Dog theft is big business. A thief can quickly resell your dog, possibly even before you know she’s gone. Dogs can be stolen from the home, when being walked, or when unleashed in a public place. The dogs most targeted for theft tend to be small, highly sought-after breeds, but dogs of all sizes can be at risk. Be sure to take important precautions to protect your beloved pet from theft.
Dog theft statistics
Two million dogs are stolen every year in the United States, and more than 80% of missing pets are never found. About half of all thefts occur in the home, stolen either from the yard or from inside the house. About 15% are nabbed while the dog is being walked, and about another 15% from dogs left alone at a store or in a car.
While some dogs are stolen because the thief wants to keep the dog as a pet, this is not common. More commonly, dogs are stolen for resale to new pet owners, kept for breeding, or sadly, used in dog fights or laboratory testing.
Protect your home
If you let your dogs roam on your property, be sure to have fencing that both keeps the dog in and intruders out. Install LED security flood lights with motion detectors so that intruders will receive an unwanted welcome. You can have sensors near the kennel to send off a signal if there is activity at night or when no one should be near the dogs.
Get yourself some security cameras. Have outdoor cameras prominently mounted where thieves can easily see them, which will be a strong deterrent. If a thief is foolish enough to still try to break in or steal your dog, make sure the camera is placed so the police can identify the thief’s face. Indoor cameras should be placed inside a kennel and other places in the home that may be vulnerable to entry.

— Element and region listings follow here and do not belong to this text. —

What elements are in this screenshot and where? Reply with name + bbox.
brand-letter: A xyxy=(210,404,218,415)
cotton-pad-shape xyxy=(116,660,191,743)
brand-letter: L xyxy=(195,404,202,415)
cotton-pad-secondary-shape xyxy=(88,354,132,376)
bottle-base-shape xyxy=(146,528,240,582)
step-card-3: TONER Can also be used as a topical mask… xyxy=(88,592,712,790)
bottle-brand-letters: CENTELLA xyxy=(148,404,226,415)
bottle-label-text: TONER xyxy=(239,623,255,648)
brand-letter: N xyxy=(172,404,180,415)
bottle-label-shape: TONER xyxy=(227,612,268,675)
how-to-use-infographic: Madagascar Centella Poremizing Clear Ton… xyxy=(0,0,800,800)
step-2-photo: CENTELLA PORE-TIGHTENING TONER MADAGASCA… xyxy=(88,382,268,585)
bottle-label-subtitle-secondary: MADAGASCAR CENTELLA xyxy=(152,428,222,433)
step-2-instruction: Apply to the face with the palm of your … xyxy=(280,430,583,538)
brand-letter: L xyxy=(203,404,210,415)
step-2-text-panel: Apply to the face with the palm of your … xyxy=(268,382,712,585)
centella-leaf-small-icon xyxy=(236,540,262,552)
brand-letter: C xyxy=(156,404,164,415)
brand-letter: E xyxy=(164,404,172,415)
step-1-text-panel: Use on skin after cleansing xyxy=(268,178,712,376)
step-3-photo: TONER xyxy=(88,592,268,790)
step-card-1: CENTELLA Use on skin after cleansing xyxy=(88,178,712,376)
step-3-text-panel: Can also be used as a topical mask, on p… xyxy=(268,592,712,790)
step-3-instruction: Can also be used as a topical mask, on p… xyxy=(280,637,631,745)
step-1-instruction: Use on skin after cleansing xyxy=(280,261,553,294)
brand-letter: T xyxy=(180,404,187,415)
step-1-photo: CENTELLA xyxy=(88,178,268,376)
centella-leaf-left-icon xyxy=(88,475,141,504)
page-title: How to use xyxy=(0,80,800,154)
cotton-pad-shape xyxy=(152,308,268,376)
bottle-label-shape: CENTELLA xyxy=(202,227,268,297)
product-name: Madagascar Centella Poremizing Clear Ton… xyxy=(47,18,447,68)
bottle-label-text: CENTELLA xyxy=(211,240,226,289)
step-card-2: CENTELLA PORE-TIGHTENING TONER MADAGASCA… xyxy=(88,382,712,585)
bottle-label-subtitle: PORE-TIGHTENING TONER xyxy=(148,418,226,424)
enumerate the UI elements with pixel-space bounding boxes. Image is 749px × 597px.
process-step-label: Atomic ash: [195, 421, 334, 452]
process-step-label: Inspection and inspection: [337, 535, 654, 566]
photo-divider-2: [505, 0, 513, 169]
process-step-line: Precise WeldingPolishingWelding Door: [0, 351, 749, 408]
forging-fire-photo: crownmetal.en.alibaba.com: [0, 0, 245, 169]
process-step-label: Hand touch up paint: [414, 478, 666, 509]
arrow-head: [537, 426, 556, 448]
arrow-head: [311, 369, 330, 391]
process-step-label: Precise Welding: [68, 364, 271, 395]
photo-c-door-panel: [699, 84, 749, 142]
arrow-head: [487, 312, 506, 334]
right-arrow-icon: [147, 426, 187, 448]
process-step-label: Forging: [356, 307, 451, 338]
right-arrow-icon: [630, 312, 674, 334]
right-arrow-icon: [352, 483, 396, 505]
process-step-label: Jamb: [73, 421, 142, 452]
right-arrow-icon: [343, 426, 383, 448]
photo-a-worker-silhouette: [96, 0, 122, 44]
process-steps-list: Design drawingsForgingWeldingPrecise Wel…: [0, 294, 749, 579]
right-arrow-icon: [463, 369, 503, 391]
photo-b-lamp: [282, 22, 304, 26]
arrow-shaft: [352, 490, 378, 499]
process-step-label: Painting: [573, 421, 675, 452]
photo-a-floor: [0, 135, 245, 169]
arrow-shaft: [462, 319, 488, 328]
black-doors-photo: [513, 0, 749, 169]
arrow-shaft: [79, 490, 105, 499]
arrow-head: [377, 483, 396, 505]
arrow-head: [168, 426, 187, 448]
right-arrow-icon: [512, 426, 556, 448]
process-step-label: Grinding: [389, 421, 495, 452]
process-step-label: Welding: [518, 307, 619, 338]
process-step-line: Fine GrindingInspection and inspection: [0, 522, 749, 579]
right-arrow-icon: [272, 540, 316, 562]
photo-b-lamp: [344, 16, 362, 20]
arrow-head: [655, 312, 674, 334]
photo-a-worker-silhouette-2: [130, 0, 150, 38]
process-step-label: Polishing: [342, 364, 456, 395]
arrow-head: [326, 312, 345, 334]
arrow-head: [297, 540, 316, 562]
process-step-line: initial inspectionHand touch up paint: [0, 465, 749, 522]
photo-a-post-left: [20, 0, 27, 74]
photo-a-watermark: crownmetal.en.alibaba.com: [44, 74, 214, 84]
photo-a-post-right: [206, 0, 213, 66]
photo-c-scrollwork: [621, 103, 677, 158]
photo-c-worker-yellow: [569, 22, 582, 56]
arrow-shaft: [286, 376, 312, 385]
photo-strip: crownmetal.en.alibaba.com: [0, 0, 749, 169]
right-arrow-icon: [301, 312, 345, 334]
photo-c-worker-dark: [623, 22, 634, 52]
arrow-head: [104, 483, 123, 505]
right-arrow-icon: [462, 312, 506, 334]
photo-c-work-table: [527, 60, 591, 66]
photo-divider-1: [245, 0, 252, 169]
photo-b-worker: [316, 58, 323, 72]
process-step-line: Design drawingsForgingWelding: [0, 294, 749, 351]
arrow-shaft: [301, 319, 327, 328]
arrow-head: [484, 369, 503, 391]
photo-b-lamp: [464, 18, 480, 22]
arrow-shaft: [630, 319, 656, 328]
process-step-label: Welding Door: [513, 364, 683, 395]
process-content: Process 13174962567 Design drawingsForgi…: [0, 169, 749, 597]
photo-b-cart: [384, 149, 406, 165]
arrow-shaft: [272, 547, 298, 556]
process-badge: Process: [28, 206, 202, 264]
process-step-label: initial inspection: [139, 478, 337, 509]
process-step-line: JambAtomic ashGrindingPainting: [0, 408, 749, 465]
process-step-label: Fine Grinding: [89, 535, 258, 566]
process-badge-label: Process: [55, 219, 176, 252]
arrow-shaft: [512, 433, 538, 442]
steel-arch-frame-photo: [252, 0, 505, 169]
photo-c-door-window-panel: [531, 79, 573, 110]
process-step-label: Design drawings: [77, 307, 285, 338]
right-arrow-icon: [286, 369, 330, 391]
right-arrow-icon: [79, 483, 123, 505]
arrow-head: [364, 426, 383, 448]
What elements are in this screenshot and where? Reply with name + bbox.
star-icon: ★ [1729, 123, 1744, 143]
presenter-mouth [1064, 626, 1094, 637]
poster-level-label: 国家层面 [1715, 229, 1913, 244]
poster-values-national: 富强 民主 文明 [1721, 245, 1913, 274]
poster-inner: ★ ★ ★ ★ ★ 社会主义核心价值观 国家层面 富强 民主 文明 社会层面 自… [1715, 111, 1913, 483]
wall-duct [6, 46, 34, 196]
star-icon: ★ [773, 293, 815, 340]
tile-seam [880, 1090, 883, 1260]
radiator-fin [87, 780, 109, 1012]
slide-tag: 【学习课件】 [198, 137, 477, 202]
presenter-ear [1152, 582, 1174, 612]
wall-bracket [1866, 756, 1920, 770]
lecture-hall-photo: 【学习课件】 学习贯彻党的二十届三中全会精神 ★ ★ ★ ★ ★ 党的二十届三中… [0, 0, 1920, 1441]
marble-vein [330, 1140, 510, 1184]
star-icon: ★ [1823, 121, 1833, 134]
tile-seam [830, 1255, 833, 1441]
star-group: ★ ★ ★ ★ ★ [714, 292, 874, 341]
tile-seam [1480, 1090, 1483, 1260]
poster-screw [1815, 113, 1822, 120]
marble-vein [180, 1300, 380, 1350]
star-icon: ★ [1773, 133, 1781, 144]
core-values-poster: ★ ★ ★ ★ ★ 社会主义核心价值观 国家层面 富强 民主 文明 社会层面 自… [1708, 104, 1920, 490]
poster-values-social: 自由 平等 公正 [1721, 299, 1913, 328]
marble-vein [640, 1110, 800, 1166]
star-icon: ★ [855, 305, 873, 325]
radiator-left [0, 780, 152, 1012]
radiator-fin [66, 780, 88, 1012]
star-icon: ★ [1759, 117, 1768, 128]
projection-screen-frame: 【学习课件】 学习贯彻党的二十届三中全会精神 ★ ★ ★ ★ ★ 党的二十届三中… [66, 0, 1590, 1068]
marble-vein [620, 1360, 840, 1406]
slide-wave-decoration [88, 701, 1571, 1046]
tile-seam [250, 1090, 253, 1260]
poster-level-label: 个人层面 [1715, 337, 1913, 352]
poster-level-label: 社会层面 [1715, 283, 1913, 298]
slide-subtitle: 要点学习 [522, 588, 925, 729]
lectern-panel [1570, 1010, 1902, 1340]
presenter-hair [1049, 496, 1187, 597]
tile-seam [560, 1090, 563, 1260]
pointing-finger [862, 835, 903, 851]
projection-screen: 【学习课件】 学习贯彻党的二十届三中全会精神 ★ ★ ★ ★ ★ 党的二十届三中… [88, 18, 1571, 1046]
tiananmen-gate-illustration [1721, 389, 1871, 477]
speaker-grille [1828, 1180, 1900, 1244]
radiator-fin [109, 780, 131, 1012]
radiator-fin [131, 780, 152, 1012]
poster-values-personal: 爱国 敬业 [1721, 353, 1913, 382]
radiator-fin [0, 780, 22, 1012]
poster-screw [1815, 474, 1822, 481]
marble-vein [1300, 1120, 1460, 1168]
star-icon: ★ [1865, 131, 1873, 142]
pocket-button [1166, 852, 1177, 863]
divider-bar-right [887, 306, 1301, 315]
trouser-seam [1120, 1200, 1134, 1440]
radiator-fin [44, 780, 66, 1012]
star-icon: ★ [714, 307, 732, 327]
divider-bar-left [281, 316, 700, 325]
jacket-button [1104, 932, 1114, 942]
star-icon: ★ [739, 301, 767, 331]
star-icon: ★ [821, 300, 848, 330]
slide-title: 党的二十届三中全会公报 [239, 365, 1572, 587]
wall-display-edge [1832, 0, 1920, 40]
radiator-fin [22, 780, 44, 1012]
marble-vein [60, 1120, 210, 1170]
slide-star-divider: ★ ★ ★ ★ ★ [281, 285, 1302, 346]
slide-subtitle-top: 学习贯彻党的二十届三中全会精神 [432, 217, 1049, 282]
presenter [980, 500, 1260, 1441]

Don’t receive strangers alone. Dog breeders in particular often have strangers visit to see the new puppies. Always be accompanied and have the indoor cameras and kennel cameras in clear view. Mention them nonchalantly in the conversation so the person knows you protect your dogs. Real buyers will be glad to hear you monitor your dogs at all times. Criminals will find an easier target.
Protect your dog
Never leave your dog unattended when you’re out and about. Some people leave their dog in the car or tie their dog up outside when they go into a store or restaurant. There is no easier way for someone to snatch your dog.
A dog playing freely in the park or walking without a leash is another easy target for dog-nappers. While your dog should be able to have some exercise without a leash, choose your locations carefully, and don’t let your dog run free unless she has been trained for a perfect recall. When you call her back, she needs to come immediately, so that she stays within your sight at all times. Be sure to treat her with a tasty Saint Rocco’s treat for staying close and obeying well.
Make sure your dog has an ID tag and a microchip so that if found, she can be easily identified. Besides these basics that every dog should have, there are also some very clever gadgets available to help you track your dog if she runs off or is stolen. GPS pet tracking devices are connected to the dog’s collar and can run from under $100 to close to $1000, depending on their bells and whistles.
If you seem like a vulnerable target, a dog-snatcher may just try to grab the dog while you’re walking her. In 2021, two of Lady Gaga’s three French bulldogs were stolen by several armed thieves who shot the dog-walker (fortunately he wasn’t killed). Happily, the thieves were arrested and the dogs returned. (I suppose it would be hard to sell Lady Gaga’s dogs without being caught!) But your dogs may not be so tough to sell.
Change your routine so that a thief who is eyeing your dog won’t be able to plan the theft. Train your dog to walk close to you – the classic “heel” command will keep her safely by your side and more difficult to snatch.
Pay attention when out walking rather than talking on the phone or listening to something with earbuds or a headphone on. If you do listen to something, keep it quiet or only put in one earbud so you can be aware of your surroundings. Consider walking with a buddy or letting people know when you’ll be back when you go out.
Apply these common sense tips to keep your dog and yourself safe. And always keep a few Saint Rocco’s treats in your pocket for greater incentive for your dog to stay close!